Bu insanlar, Yâsir ailesini her gün Mekke’nin yakıcı sıcağına çıkarırlar ve akla, hayale gelmedik işkenceler yaparlardı. Bu azap ve işkenceden Sümeyye’nin payına düşen, gerçekten korkunç ve akıllara durgunluk verecek şiddetteydi. Sümeyye’nin o vakit gösterdiği azim ve kararlılıktan, ileride müslüman kadınların durumunu anlatırken bahsedeceğiz. Şimdilik şu kadarını söyleyelim ki, İslâm şehidi Sümeyye’nin o gün gösterdiği cesaret, abartısız beşer tarihinde bir eşi ve benzeri daha görülmemiş değerdeydi... Bu azim ve kararlılığı sayesindedir ki, Sümeyye her asır ve zamanda mü’minlerin gönlünde “şerefli bir anne” olarak taht kurmuştur. Resûlullah (s.a.v.) Yâsir ailesinin işkence edildiği yere gelir, bakar; fakat o gün için elinde onları kurtaracak bir güç olmadığından çaresiz kalırdı.

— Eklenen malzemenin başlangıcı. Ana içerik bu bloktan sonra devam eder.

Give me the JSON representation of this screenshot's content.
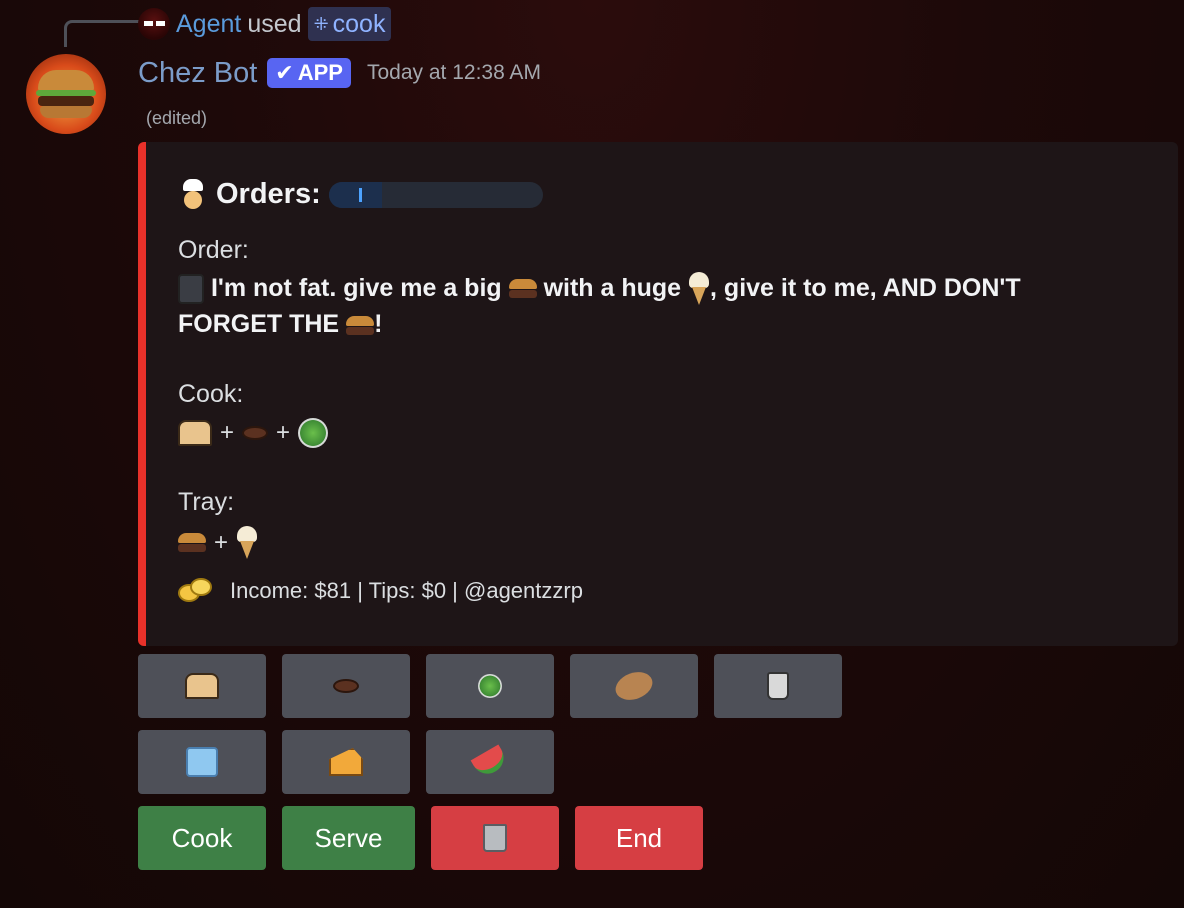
{
  "reply": {
    "user": "Agent",
    "used_text": "used",
    "command": "cook"
  },
  "message": {
    "author": "Chez Bot",
    "badge": "APP",
    "timestamp": "Today at 12:38 AM",
    "edited": "(edited)"
  },
  "embed": {
    "accent_color": "#e8312a",
    "title": "Orders:",
    "progress_fraction": 0.25,
    "order_label": "Order:",
    "order_text_1": "I'm not fat. give me a big",
    "order_text_2": "with a huge",
    "order_text_3": ", give it to me, AND DON'T FORGET THE",
    "order_text_4": "!",
    "cook_label": "Cook:",
    "cook_items": [
      "bread-icon",
      "meat-icon",
      "salad-icon"
    ],
    "tray_label": "Tray:",
    "tray_items": [
      "burger-icon",
      "ice-cream-icon"
    ],
    "plus": "+",
    "footer_text": "Income: $81 | Tips: $0 | @agentzzrp"
  },
  "ingredient_buttons": [
    {
      "icon": "bread-icon"
    },
    {
      "icon": "meat-icon"
    },
    {
      "icon": "salad-icon"
    },
    {
      "icon": "potato-icon"
    },
    {
      "icon": "cup-icon"
    },
    {
      "icon": "ice-icon"
    },
    {
      "icon": "cheese-icon"
    },
    {
      "icon": "watermelon-icon"
    }
  ],
  "actions": {
    "cook": "Cook",
    "serve": "Serve",
    "trash_icon": "trash-icon",
    "end": "End"
  },
  "colors": {
    "green": "#3e8046",
    "red": "#d63e43",
    "blurple": "#5865f2",
    "secondary": "#4e5058"
  }
}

Bu, tamamen Allah’ın bir kaderi ve takdiriydi... Bayrağını Hz. Muhammed’in dalgalandırdığı bu yeni din, ­Hanif olan İbrahim’in dini­ arızî ve geçici bir ıslah hareketi değildi... Bilakis inananlar için bir hayat düsturu ve yaşam biçimiydi... O hâlde mü’minlerin, bu dini, kahramanlıkları ve fedakarlıklarıyla birlikte gelecek nesillere aktarmaları gerekmektedir. Zira din ve akidenin ayakta durabilmesi, bu şerefli ve yüce fedakârlıklara bağlıdır.

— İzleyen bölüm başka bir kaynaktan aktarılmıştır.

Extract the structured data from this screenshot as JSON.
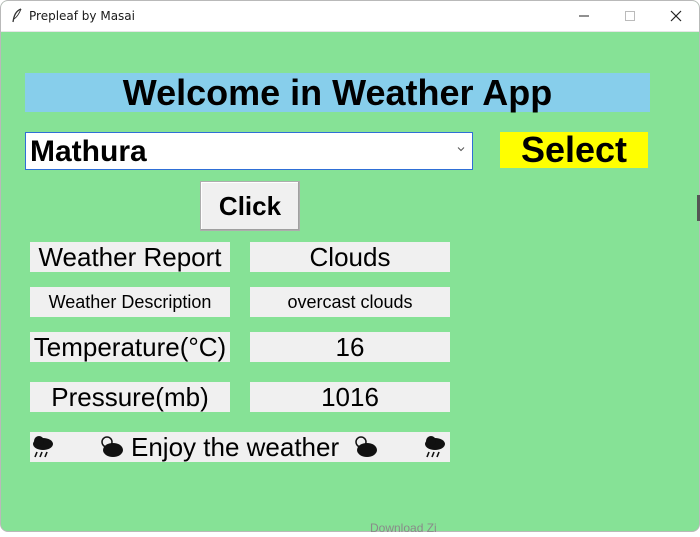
{
  "window": {
    "title": "Prepleaf by Masai",
    "controls": {
      "minimize": "—",
      "maximize": "☐",
      "close": "✕"
    }
  },
  "app": {
    "heading": "Welcome in Weather App",
    "city_select": {
      "value": "Mathura",
      "arrow": "chevron-down-icon"
    },
    "select_label": "Select",
    "click_button": "Click",
    "rows": [
      {
        "label": "Weather Report",
        "value": "Clouds"
      },
      {
        "label": "Weather Description",
        "value": "overcast clouds"
      },
      {
        "label": "Temperature(°C)",
        "value": "16"
      },
      {
        "label": "Pressure(mb)",
        "value": "1016"
      }
    ],
    "enjoy_text": "Enjoy the weather",
    "icons": [
      "cloud-rain-icon",
      "sun-cloud-icon",
      "sun-cloud-icon",
      "cloud-rain-icon"
    ]
  },
  "background_text": "Download Zi",
  "colors": {
    "background": "#86e296",
    "heading_bg": "#87ceeb",
    "select_bg": "#ffff00",
    "cell_bg": "#f0f0f0"
  }
}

Bu mücadele ve fedakârlıkların her biri, mü’minlerin kalplerine sürur, gıpta ve sadakat tohumları eken ve onları dinin hakikatına erdiren birer nümune­i imtisaldir. Evet, İslâm için kendisini feda edenler vardı ve olmak zorundaydı... Nitekim Kur’ân­ı Kerim birçok âyetinde bu manaya işaret etmiştir: “İnsanlar, inandık demekle bırakılıverileceklerini, imtihana tâbi tutulmayacaklarını mı sandılar?” “Yoksa siz, Allah içinizden savaşanlarla savaşmayanları belli etmeden, sebat edenlerle etmeyenleri belirlemeden cennete girivereceğinizi mi sandınız.” “İki ordu karşılaştığı gün size gelen musibet, Allah’ın emriyle idi.

Bu, Allah’ın mü’minleri ayırt etmesi, münafık olanları da açığa vurması içindi.” “Allah mü’minleri sizin üzerinde bulunduğunuz şu hâlde bırakacak değildir.

Nihayet murdarı temizden ayıracaktır.” “Yoksa siz kendi hâlinize bırakılıverileceğinizi, içinizden cihad edenleri Allah’ın bilmediğini mi sandınız?” “Andolsun biz onlardan evvelkileri de imtihan etmişizdir. Allah elbette sadık olanları da bilir, yalancı olanları da bilir.” İşte Kur’ân mü’minlere, fedakârlığın, imanın cevheri ve özü olduğunu bu şekilde anlatıyor...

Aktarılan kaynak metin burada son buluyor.